Maybe someone can comment on this Chi square test.

mike
May 31st, 2002, 15:32
You got it almost right. Don't write out the whole word, or it's trivial to predict the next one. (x'=(x*x)|5, of course.) In fact, it's easy to break if you output any of the bits other than just the top one. Only write out the top bit, i.e. instead of

for (i = 0; i < 0x500000; i++)
{
dwRandom += (dwRandom * dwRandom) | 5;
fwrite(&dwRandom, 1, sizeof(DWORD), fp);
}

do this

unsigned char j,k;

for (i = 0,j=0; i < 0x500000; i++,j=(j+1)&7)
{
dwRandom += (dwRandom * dwRandom) | 5;
k=(k<<1)|(dwRandom>>31);
if (j==7) fwrite(k, 1, sizeof(char), fp);
}

I'm not sure why your randomness test didn't detect this, but the low bits repeat every 2^n iterations.

cyberheg
June 1st, 2002, 09:11
Now I realize I didn't read your initial post fully which is also why the first post I made doesn't make sense if one understands that it's only the highest order bit which should be saved.

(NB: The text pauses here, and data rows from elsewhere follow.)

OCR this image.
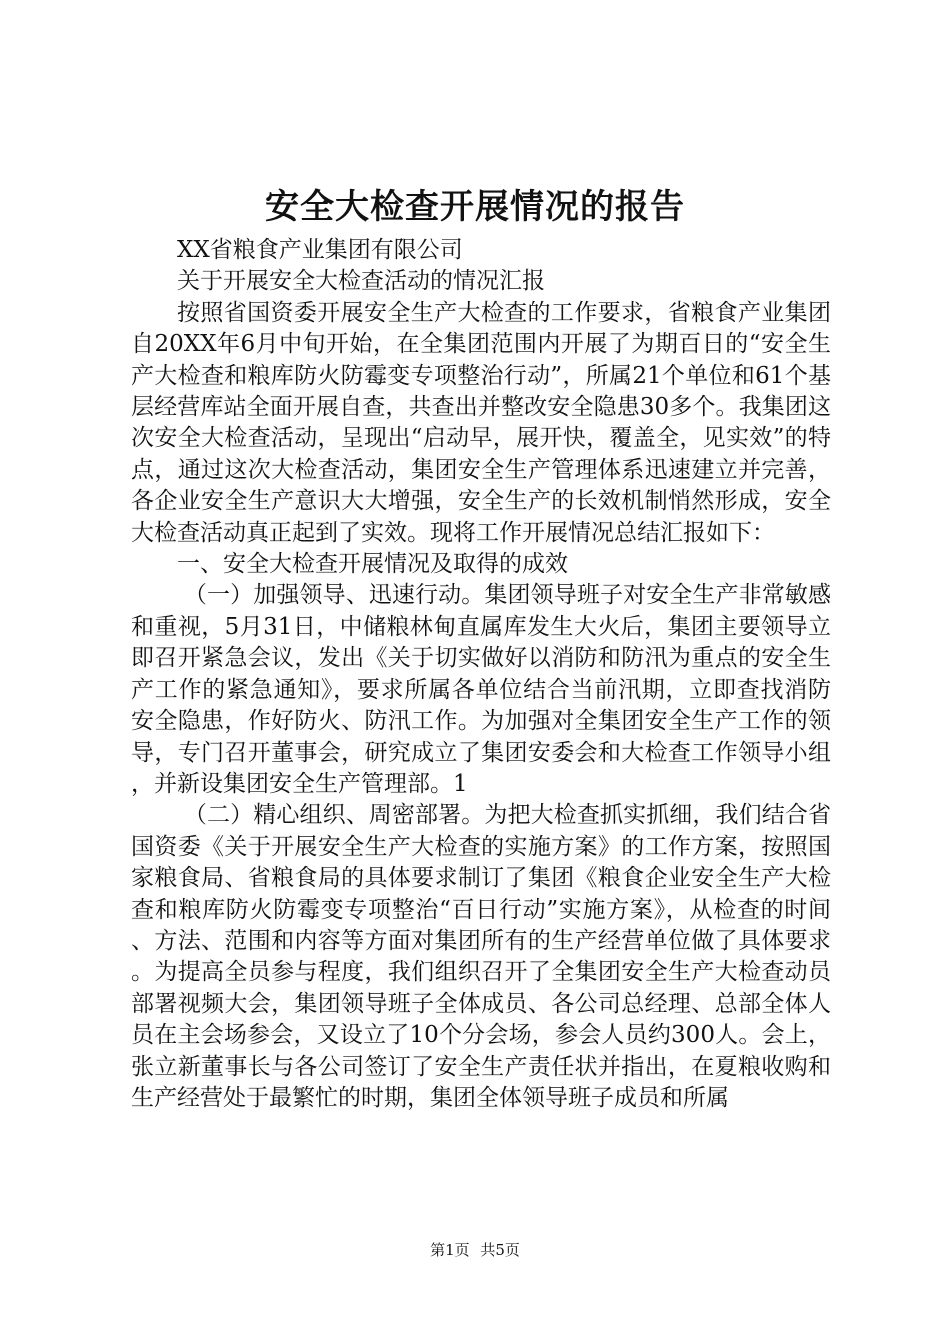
安全大检查开展情况的报告

XX省粮食产业集团有限公司

关于开展安全大检查活动的情况汇报

按照省国资委开展安全生产大检查的工作要求，省粮食产业集团自20XX年6月中旬开始，在全集团范围内开展了为期百日的“安全生产大检查和粮库防火防霉变专项整治行动”，所属21个单位和61个基层经营库站全面开展自查，共查出并整改安全隐患30多个。我集团这次安全大检查活动，呈现出“启动早，展开快，覆盖全，见实效”的特点，通过这次大检查活动，集团安全生产管理体系迅速建立并完善，各企业安全生产意识大大增强，安全生产的长效机制悄然形成，安全大检查活动真正起到了实效。现将工作开展情况总结汇报如下：

一、安全大检查开展情况及取得的成效

（一）加强领导、迅速行动。集团领导班子对安全生产非常敏感和重视，5月31日，中储粮林甸直属库发生大火后，集团主要领导立即召开紧急会议，发出《关于切实做好以消防和防汛为重点的安全生产工作的紧急通知》，要求所属各单位结合当前汛期，立即查找消防安全隐患，作好防火、防汛工作。为加强对全集团安全生产工作的领导，专门召开董事会，研究成立了集团安委会和大检查工作领导小组，并新设集团安全生产管理部。1

（二）精心组织、周密部署。为把大检查抓实抓细，我们结合省国资委《关于开展安全生产大检查的实施方案》的工作方案，按照国家粮食局、省粮食局的具体要求制订了集团《粮食企业安全生产大检查和粮库防火防霉变专项整治“百日行动”实施方案》，从检查的时间、方法、范围和内容等方面对集团所有的生产经营单位做了具体要求。为提高全员参与程度，我们组织召开了全集团安全生产大检查动员部署视频大会，集团领导班子全体成员、各公司总经理、总部全体人员在主会场参会，又设立了10个分会场，参会人员约300人。会上，张立新董事长与各公司签订了安全生产责任状并指出，在夏粮收购和生产经营处于最繁忙的时期，集团全体领导班子成员和所属

第1页 共5页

Anyway I fixed the code and come with new test results:

#include <stdio.h>
#include <windows.h>

int main()
{
FILE *fp;
int i;
unsigned char j, k;
DWORD dwRandom;

if ((fp = fopen("random.txt", "wb" ) == NULL)
{
printf("File could not be opened\n" ;
return 1;
}

dwRandom = 0x87654321;

k = 0;
for (i = 0, j = 0; i < 0x5000000; i++, j = (j+1) & 7)
{
dwRandom += (dwRandom * dwRandom) | 5;
k = (k << 1) | (unsigned char) (dwRandom >> 31);
if (j == 7)
fwrite(&k, 1, sizeof(unsigned char), fp);
}

fclose(fp);

return 0;
}

The new results are:

Entropy = 7.999981 bits per byte.

Optimum compression would reduce the size
of this 10485760 byte file by 0 percent.

Chi square distribution for 10485760 samples is 280.64, and randomly
would exceed this value 25.00 percent of the times.

Arithmetic mean value of data bytes is 127.4376 (127.5 = random).
Monte Carlo value for Pi is 3.143244607 (error 0.05 percent).
Serial correlation coefficient is 0.000299 (totally uncorrelated = 0.0).

Now it seems the Monte Carlo Pi test is a bit worse while the Chi square test is much better. I still wonder those which value is best for the Chi square test. Now I've seen 3 "possible good value" 25%, 50% and 75%.

Thanks for giving me the tip for fixing the code Mike.